Dolours Price tape handed over to police

Dolours Price tape handed over to police
Will Pavia, New York
Times of London
8 July 2013

Tapes of interviews with an IRA car bomber that were conducted as part of an oral history project and kept locked in a Boston university archive have been handed over to detectives investigating the murder of Jean McConville, a mother of ten who was shot by paramilitaries in 1972.

The interviews contain potentially explosive claims made by Dolours Price, an IRA member who was convicted and jailed for a car bombing of the Old Bailey and who died in January. Though she consistently refused to cooperate with the police, she repeatedly claimed in interviews with journalists that she was the driver in the killing of Mrs McConville and that the murder was ordered by Gerry Adams.

She participated in taped interviews with oral historians seeking to document the Troubles, on the understanding that the tapes would be kept locked in the archives of Boston College, beyond the reach of the authorities, until after her death.

Mrs McConville’s son, Michael, told the Irish Mail on Sunday: “If Price mentions Gerry Adams in the tapes, that he was in some way involved and if it can be proved, he should be tried.”
For his part, Mr Adams, the leader of Sinn Fein, has always denied that he ever belonged to the IRA or that he had any involvement in terrorist murders.

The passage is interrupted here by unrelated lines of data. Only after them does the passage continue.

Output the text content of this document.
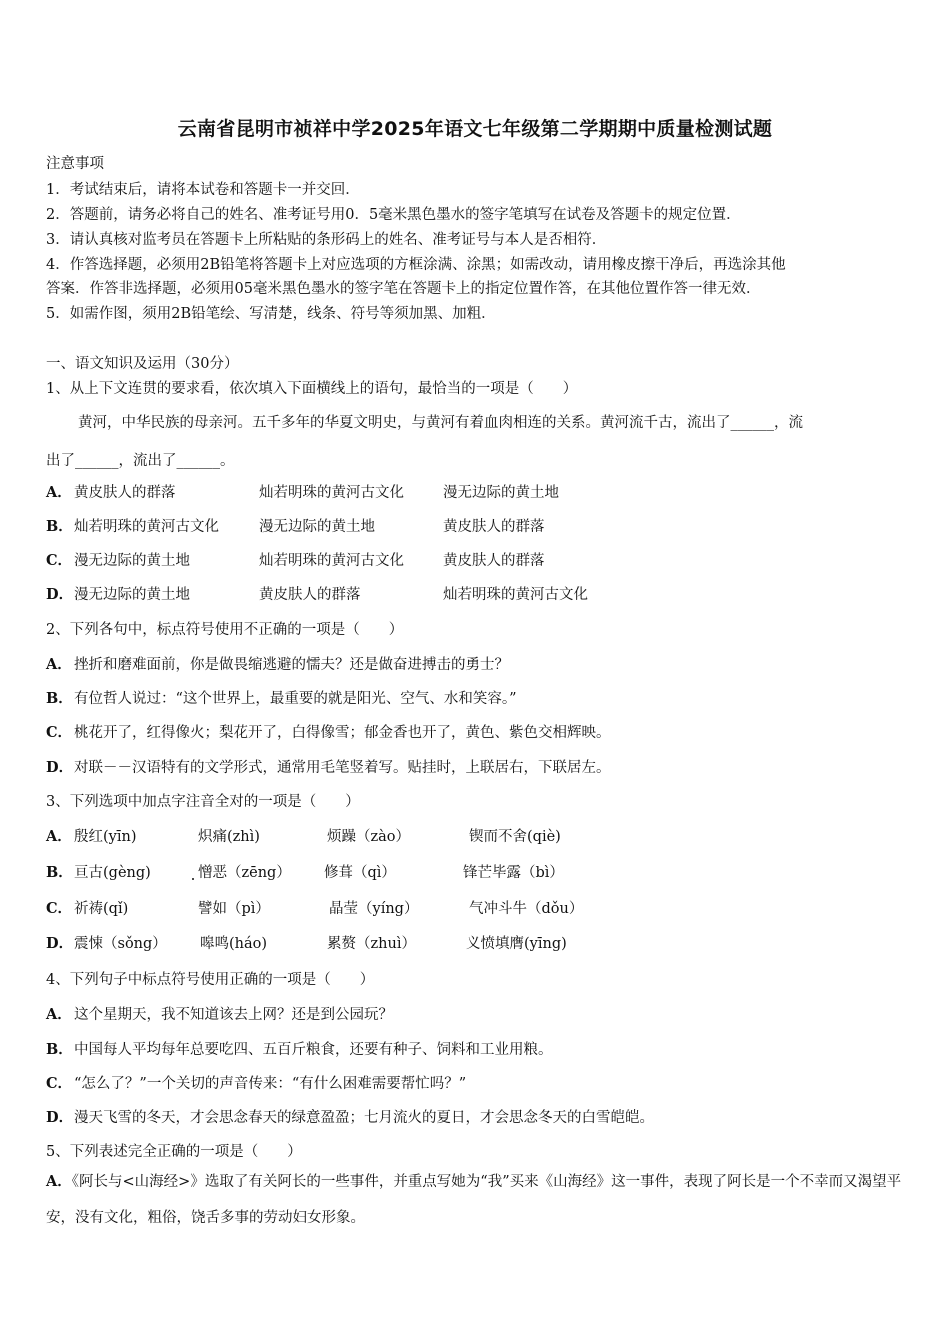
云南省昆明市祯祥中学2025年语文七年级第二学期期中质量检测试题
注意事项
1．考试结束后，请将本试卷和答题卡一并交回．
2．答题前，请务必将自己的姓名、准考证号用0．5毫米黑色墨水的签字笔填写在试卷及答题卡的规定位置．
3．请认真核对监考员在答题卡上所粘贴的条形码上的姓名、准考证号与本人是否相符．
4．作答选择题，必须用2B铅笔将答题卡上对应选项的方框涂满、涂黑；如需改动，请用橡皮擦干净后，再选涂其他
答案．作答非选择题，必须用05毫米黑色墨水的签字笔在答题卡上的指定位置作答，在其他位置作答一律无效．
5．如需作图，须用2B铅笔绘、写清楚，线条、符号等须加黑、加粗．
一、语文知识及运用（30分）
1、从上下文连贯的要求看，依次填入下面横线上的语句，最恰当的一项是（　　）
黄河，中华民族的母亲河。五千多年的华夏文明史，与黄河有着血肉相连的关系。黄河流千古，流出了______，流
出了______，流出了______。
A． 黄皮肤人的群落	灿若明珠的黄河古文化	漫无边际的黄土地
B． 灿若明珠的黄河古文化	漫无边际的黄土地	黄皮肤人的群落
C． 漫无边际的黄土地	灿若明珠的黄河古文化	黄皮肤人的群落
D． 漫无边际的黄土地	黄皮肤人的群落	灿若明珠的黄河古文化
2、下列各句中，标点符号使用不正确的一项是（　　）
A． 挫折和磨难面前，你是做畏缩逃避的懦夫？还是做奋进搏击的勇士？
B． 有位哲人说过：“这个世界上，最重要的就是阳光、空气、水和笑容。”
C． 桃花开了，红得像火；梨花开了，白得像雪；郁金香也开了，黄色、紫色交相辉映。
D． 对联－－汉语特有的文学形式，通常用毛笔竖着写。贴挂时，上联居右，下联居左。
3、下列选项中加点字注音全对的一项是（　　）
A． 殷红(yīn)	炽痛(zhì)	烦躁（zào）	锲而不舍(qiè)
B． 亘古(gèng)	憎恶（zēng） 修葺（qì）	锋芒毕露（bì）
C． 祈祷(qǐ)	譬如（pì）	晶莹（yíng）	气冲斗牛（dǒu）
D． 震悚（sǒng） 嗥鸣(háo)	累赘（zhuì）	义愤填膺(yīng)
4、下列句子中标点符号使用正确的一项是（　　）
A． 这个星期天，我不知道该去上网？还是到公园玩？
B． 中国每人平均每年总要吃四、五百斤粮食，还要有种子、饲料和工业用粮。
C． “怎么了？”一个关切的声音传来：“有什么困难需要帮忙吗？”
D． 漫天飞雪的冬天，才会思念春天的绿意盈盈；七月流火的夏日，才会思念冬天的白雪皑皑。
5、下列表述完全正确的一项是（　　）
A．《阿长与<山海经>》选取了有关阿长的一些事件，并重点写她为“我”买来《山海经》这一事件，表现了阿长是一个不幸而又渴望平安，没有文化，粗俗，饶舌多事的劳动妇女形象。
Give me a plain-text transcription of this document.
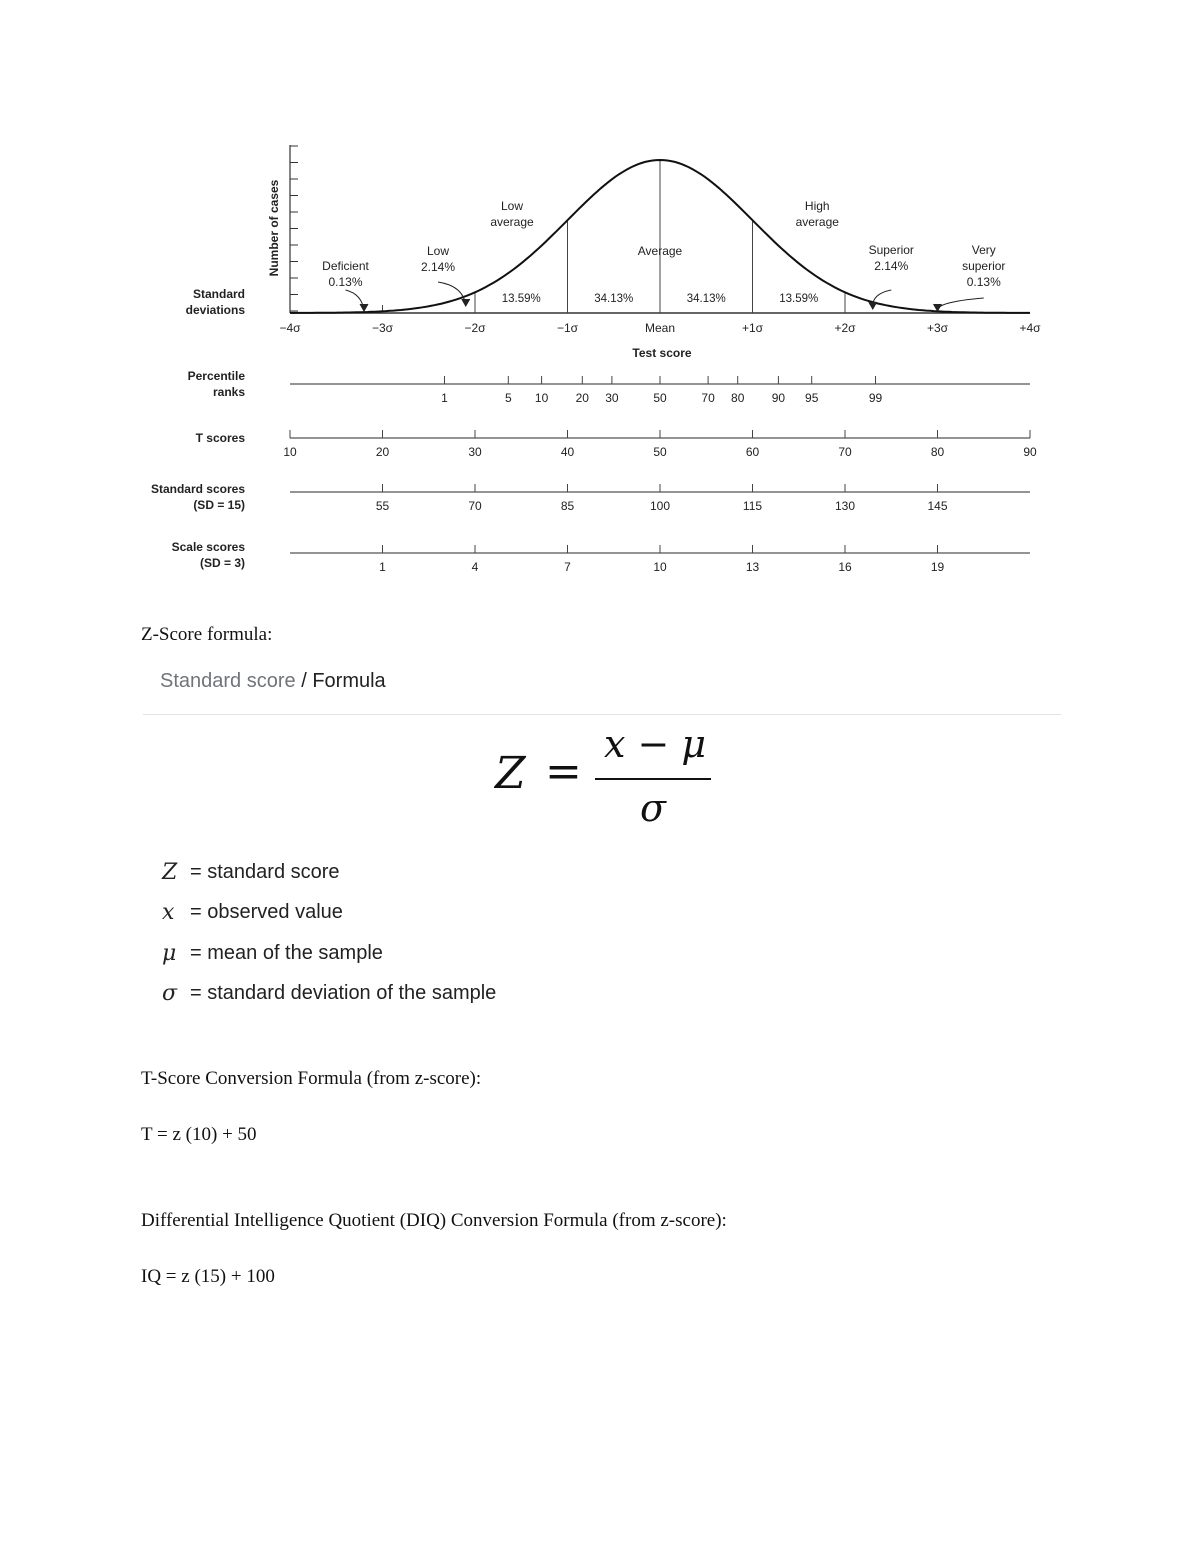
Number of cases
−4σ	−3σ	−2σ	−1σ	Mean	+1σ	+2σ	+3σ	+4σ
13.59%	34.13%	34.13%	13.59%
Deficient 0.13%
Low 2.14%
Low average
Average
High average
Superior 2.14%
Very superior 0.13%
Standard deviations
Test score
Percentile ranks	1	5 10 20 30	50	70 80 90 95	99
T scores
10	20	30	40	50	60	70	80	90
Standard scores (SD = 15)	55	70	85	100	115	130	145
Scale scores (SD = 3)	1	4	7	10	13	16	19
Z-Score formula:
Standard score / Formula
Z =
x − μ
σ
Z = standard score
x = observed value
μ = mean of the sample
σ = standard deviation of the sample
T-Score Conversion Formula (from z-score):
T = z (10) + 50
Differential Intelligence Quotient (DIQ) Conversion Formula (from z-score):
IQ = z (15) + 100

Yesterday the Police Service of Northern Ireland said two detectives from its serious crime branch had travelled to take possession of the tapes as part of their investigation into the murder of Mrs McConville.

The journalist Ed Moloney and the former IRA member Anthony McIntyre, the leading researchers behind the Belfast Project, had believed their work would remain beyond the reach of the police until after the deaths of the interviewees.

However, in late 2011, Boston College submitted to an order from a judge to hand over the tapes to police in Northern Ireland under the terms of a treaty obligation.

The researchers sought to challenge the ruling in the American courts, warning that the release of the tapes could have serious repercussions for both the peace process and the personal safety of Mr McIntyre.

“I carried out the interviews in circumstances of the greatest secrecy and confidence,” he said last year. His wife said she now lived in “constant fear… of him being shot in the street”.

Earlier this year the Supreme Court cleared the way for the tapes to be handed over to the police. However, last month a federal appeals court in Boston ruled that only 11 of the 85 interviews were relevant to the police investigation and needed to be surrendered – a decision that may yet itself be appealed.

“They have only handed over the Dolours Price tapes,” Mr Moloney said yesterday. “The rest of the tapes have not been handed over.”

After Ms Price died in January, the university was apparently free to hand over her interviews, although Mr Moloney said: “There was no obligation to make them available.”

He added: “It’s none of their damn business. This is a private archive. It’s being looked for by a police force whose Historical Enquiries Team, which is also run by the PSNI, has been found by the British Inspectorate of Constabulary to be operating double standards. They are treating killings committed by security forces in a much more relaxed and lenient way.”